As you’re driving past all the houses decorated with lights, nativity scenes, Santas, and reindeer, remember that people use their decorations to signal their neighbors that they are friendly and open to community connections. Christmas trees, wreaths, poinsettias, mistletoe, and other decorative plants each have a ritual purpose, but generally they also could be an extension of our desire to bring plants into interior spaces. We evolved out in the wild, and bringing plants indoors can make you feel better.
Postal mail seems to be going the way of the dodo, but around this time of year you'd never guess. When you're sending out holiday greeting cards to your loved ones, you might note that the social networks to whom we send cards ends up being around 150 people (taking into account couples and families), which is predicted by the size of our primate neocortex. We are also more likely to respond to Christmas cards from people we think are high-status rather than those we think are low-status.
he season of giving also inspires many of us to devote our time and money to charity, which seems contrary to popular conceptions of "survival of the fittest." But researchers recently found that a rat will go out of its way to rescue another rat that is trapped. Even when chocolate was present, the rat would first free its trapped cohort, and then actually share the chocolate with it! This would suggest that empathy or altruism runs much deeper in mammalian lineage than previously thought. While you might know some humans with less compassion than a rat, even Scrooge was (eventually) moved by the holiday season to help out his poorer fellows in need. Christmas alms-giving is hard-wired to give us pleasure and may even help us to find a mate.
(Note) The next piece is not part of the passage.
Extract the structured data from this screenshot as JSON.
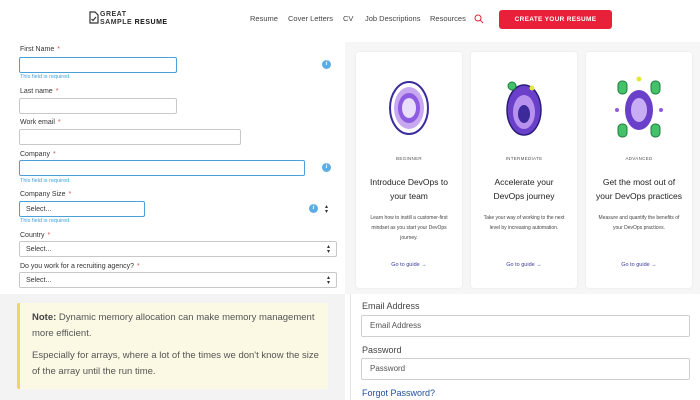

No matter how meaningless the stockings, songs, and symbols might seem at first glance, all the strange customs of the holidays spring from some deep and ancient place within us. If you're a Grinch, you can console yourself in knowing it's all just a manifestation of our monkey brains, and if you're irrepressibly merry, then you can find validation for even the most exuberant joy. And if, at the end of it all, you find yourself pining for the more-perfect Yules of yore, remember that nostalgia is not only an natural anti-depressant, but that it doesn’t depend on the memories being accurate or even real. So go ahead and remember some really awesome ghosts of Christmas past that never actually happened. You’ll feel better.